7.26.2008

Day 28, Welcome to Colorful Colorado, please enjoy the rodeo

Here is a slight disclaimer: I already love Colorado. I have loved it since I was a boy. I love the Rockies. I love the people and their athletic friendliness. I love the air. I love the Broncos. I love the milk. I love everything you can do here. I love that I have already met someone who has made the long flight to my hometown. I even loved John Denver when he guested on The Muppet Show.

I love it and I've looked forward to it and I got into it at about 8 this morning.

Our last night in Kansas was quite eventful. I had two bean burritos and mushrooms at a restaurant that also sold videos and bric-a-brac. Get Disney's First Kid starring Sinbad and a Hommel figurine for 5 bucks with a free side of curly fries. We ate with efficient joy, set up tent, and brushed teeth so that we could pass out by 8. We did this because we planned on waking up at 3 and making the long trip to Ordway without wind or sun.

Five minutes into sleep and a blinding light shines right into my face. I'm convinced it's either a group of people come to kill me or the sheriff come to write me a ticket for failing to yield fully at the 4-way. It is neither. It is the lights to the tennis court and, while I closed my eyes as tightly as I could, I did manage to make out that it was a very important match between two teenage girls who were both terrified of the ball. I have never heard such screaming.

I woke up again to my tent slowly suffocating me. The wind had picked up so fiercely that the side wall had wrapped itself around my face and blown up my nostrils. This was followed by a loud crash. Connor's bike had been blown into the air and onto the ground. He rushed to right it while I held his tent down.

My alarm went off just as I got to sleep. I had stayed up praying we wouldn't be struck by lightning. The storm worsened. The heat lightning had gone, but the wind picked up and was blowing against us. Connor's tent was completely smushed in on him. If we were to head out, we'd have to bike as hard as we could just to be blown backwards into Missouri. We made a tough executive decision: we went back to sleep.

We were back up at 530 and got ready to go. The wind might be up, but the storm had put hundreds of wonderful clouds in the air. I was even a little bit cold. We pushed on.

Then the best thing happened. We couldn't feel the wind. It was behind us and it stayed behind us as it pushed us across the rest of Kansas and 100 miles into Colorado. As I said in the first paragraph, I just love Colorado.

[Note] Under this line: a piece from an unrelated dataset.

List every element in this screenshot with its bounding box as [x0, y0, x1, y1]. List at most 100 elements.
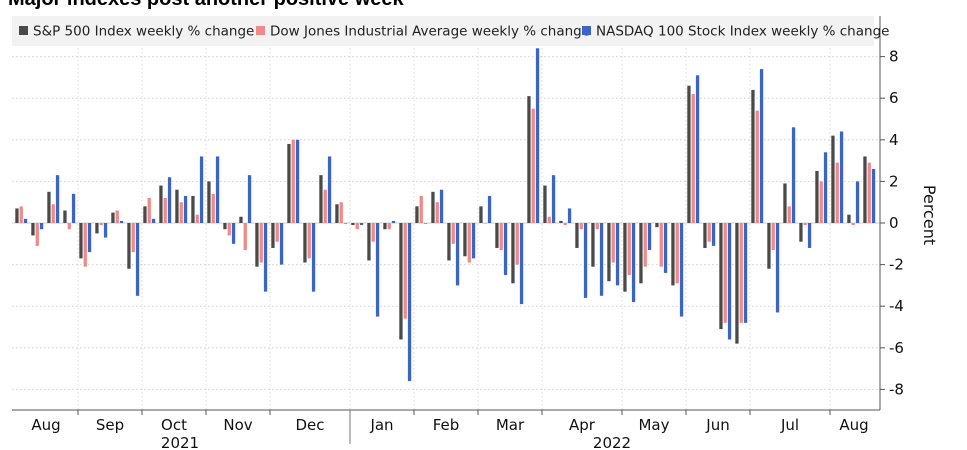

We ate lunch in Eads and were joined by a couple of Dubliners. These two got together over a couple of beers and drew up a map of places they wanted to see in the states using Google maps. Then they bought a road atlas and set about biking -- up to Yellowstone from San Francisco, back down to Vegas, over to the Rockies via Arizona, the desert at its hottest, and an Indian reservation.

They rode until they were tired and then they slept on the shoulder. They ate with real hunger at lunch. They survived the desert and coming upon town after town that existed on the maps but had either burned down or been abandoned. They had managed to see most of what they'd wanted to and they were only halfways.

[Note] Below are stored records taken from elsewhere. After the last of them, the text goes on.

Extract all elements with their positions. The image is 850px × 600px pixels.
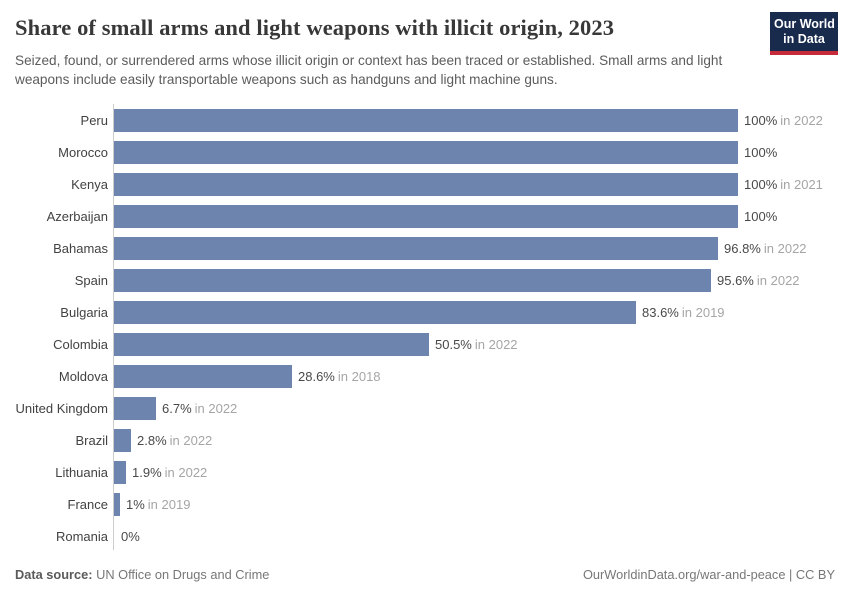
footer-separator: | bbox=[785, 567, 796, 582]
bar-row: Peru 100% in 2022 bbox=[0, 104, 850, 136]
value-label: 2.8% bbox=[137, 432, 167, 448]
bar[interactable] bbox=[114, 236, 718, 260]
bar[interactable] bbox=[114, 428, 131, 452]
time-note-label: in 2022 bbox=[474, 336, 518, 352]
value-label: 1% bbox=[126, 496, 145, 512]
value-label: 96.8% bbox=[724, 240, 761, 256]
time-note-label: in 2022 bbox=[763, 240, 807, 256]
country-label[interactable]: Spain bbox=[74, 272, 108, 288]
time-note-label: in 2022 bbox=[780, 112, 823, 128]
country-label[interactable]: Morocco bbox=[58, 144, 108, 160]
bar[interactable] bbox=[114, 300, 636, 324]
owid-logo-text-line2: in Data bbox=[783, 32, 825, 46]
value-label: 1.9% bbox=[132, 464, 162, 480]
bar-row: United Kingdom 6.7% in 2022 bbox=[0, 392, 850, 424]
value-label: 100% bbox=[744, 112, 778, 128]
license-label: CC BY bbox=[795, 567, 835, 582]
country-label[interactable]: Lithuania bbox=[55, 464, 108, 480]
country-label[interactable]: Bulgaria bbox=[60, 304, 108, 320]
country-label[interactable]: Moldova bbox=[58, 368, 108, 384]
country-label[interactable]: Romania bbox=[55, 528, 108, 544]
time-note-label: in 2021 bbox=[780, 176, 823, 192]
country-label[interactable]: United Kingdom bbox=[15, 400, 109, 416]
bar[interactable] bbox=[114, 204, 738, 228]
time-note-label: in 2019 bbox=[681, 304, 725, 320]
bar[interactable] bbox=[114, 364, 292, 388]
time-note-label: in 2022 bbox=[169, 432, 213, 448]
bar-row: Kenya 100% in 2021 bbox=[0, 168, 850, 200]
bar-row: Bahamas 96.8% in 2022 bbox=[0, 232, 850, 264]
owid-url-license[interactable]: OurWorldinData.org/war-and-peace | CC BY bbox=[583, 567, 835, 582]
bar[interactable] bbox=[114, 172, 738, 196]
bar[interactable] bbox=[114, 268, 711, 292]
data-source-label: Data source: bbox=[15, 567, 93, 582]
value-label: 83.6% bbox=[642, 304, 679, 320]
bar[interactable] bbox=[114, 140, 738, 164]
bar[interactable] bbox=[114, 332, 429, 356]
bar-chart: Peru 100% in 2022 Morocco 100% Kenya 100% in 20… bbox=[0, 104, 850, 552]
bar[interactable] bbox=[114, 108, 738, 132]
data-source-value: UN Office on Drugs and Crime bbox=[92, 567, 270, 582]
country-label[interactable]: France bbox=[67, 496, 108, 512]
value-label: 50.5% bbox=[435, 336, 472, 352]
country-label[interactable]: Bahamas bbox=[53, 240, 108, 256]
country-label[interactable]: Kenya bbox=[71, 176, 108, 192]
bar-row: Bulgaria 83.6% in 2019 bbox=[0, 296, 850, 328]
time-note-label: in 2019 bbox=[147, 496, 191, 512]
bar-row: Romania 0% bbox=[0, 520, 850, 552]
country-label[interactable]: Brazil bbox=[75, 432, 108, 448]
chart-subtitle: Seized, found, or surrendered arms whose… bbox=[15, 53, 723, 87]
value-label: 6.7% bbox=[162, 400, 192, 416]
chart-footer: Data source: UN Office on Drugs and Crim… bbox=[15, 567, 835, 582]
bar-row: Colombia 50.5% in 2022 bbox=[0, 328, 850, 360]
owid-logo-text-line1: Our World bbox=[774, 17, 835, 31]
y-axis-line bbox=[113, 104, 114, 550]
bar-row: Brazil 2.8% in 2022 bbox=[0, 424, 850, 456]
value-label: 95.6% bbox=[717, 272, 754, 288]
time-note-label: in 2022 bbox=[164, 464, 208, 480]
bar[interactable] bbox=[114, 460, 126, 484]
bar[interactable] bbox=[114, 396, 156, 420]
value-label: 100% bbox=[744, 208, 778, 224]
time-note-label: in 2022 bbox=[194, 400, 238, 416]
bar-chart-rows: Peru 100% in 2022 Morocco 100% Kenya 100% in 20… bbox=[0, 104, 850, 552]
owid-url[interactable]: OurWorldinData.org/war-and-peace bbox=[582, 567, 786, 582]
chart-title: Share of small arms and light weapons wi… bbox=[15, 15, 615, 40]
bar-row: Spain 95.6% in 2022 bbox=[0, 264, 850, 296]
value-label: 100% bbox=[744, 144, 778, 160]
value-label: 28.6% bbox=[298, 368, 335, 384]
country-label[interactable]: Azerbaijan bbox=[46, 208, 108, 224]
data-source-note: Data source: UN Office on Drugs and Crim… bbox=[15, 567, 269, 582]
bar-row: Moldova 28.6% in 2018 bbox=[0, 360, 850, 392]
bar-row: Azerbaijan 100% bbox=[0, 200, 850, 232]
country-label[interactable]: Colombia bbox=[53, 336, 108, 352]
country-label[interactable]: Peru bbox=[80, 112, 108, 128]
bar[interactable] bbox=[114, 492, 120, 516]
time-note-label: in 2018 bbox=[337, 368, 381, 384]
value-label: 100% bbox=[744, 176, 778, 192]
value-label: 0% bbox=[121, 528, 140, 544]
bar-row: Lithuania 1.9% in 2022 bbox=[0, 456, 850, 488]
owid-logo[interactable]: Our World in Data bbox=[770, 12, 838, 55]
bar-row: Morocco 100% bbox=[0, 136, 850, 168]
time-note-label: in 2022 bbox=[756, 272, 800, 288]
bar-row: France 1% in 2019 bbox=[0, 488, 850, 520]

I was very impressed. They weren't even sunburnt.

We arrived in Ordway at 6, had a decent meal, I lost a challenge to see if I could eat 3 pieces of bread in a minute (impossible), and we had a strange conversation with a curved-over man in camouflage about rattlesnakes. We went to Gillian's house and then the county rodeo.

Gillian is a woman from New Zealand who is kind enough to let cyclists into her home despite her being at work all day in the penitentiary. She has a hurt baby goose in her bathtub. She also has Alicia, who is working around the place in the mornings so she can live in sleepy, lovely Ordway. I have yet to meet Gillian, but I have spoken to her on the telephone.

The rodeo was tremendous. We walked from the dirt field in back of Gillian's to the floodlights and the music. We got there in time for the pairs cow lasso thingy, which was giving every rider trouble, and we stayed as the sun and lightning disappeared and the bull riding began.

One bull (KO) was not having it. He kicked and kicked in the stocks. Oddly, he was riden the longest. Heat -- what you could describe as a stretch-bull -- seemed friendly enough until he bucked his rider into the ground and stood on the boy's ribs. The boy, who had prayed to Jesus just moments before, was not that phased by being trampled. He was much more upset at going out so early. He had a nice pink shirt, sequined chaps, a new haircut (his neck tan gave him away), and he walked with all the unearned confidence young men often pretend to. He kept himself twice as busy after his loss, which helped keep his eyes down and away from the crowd.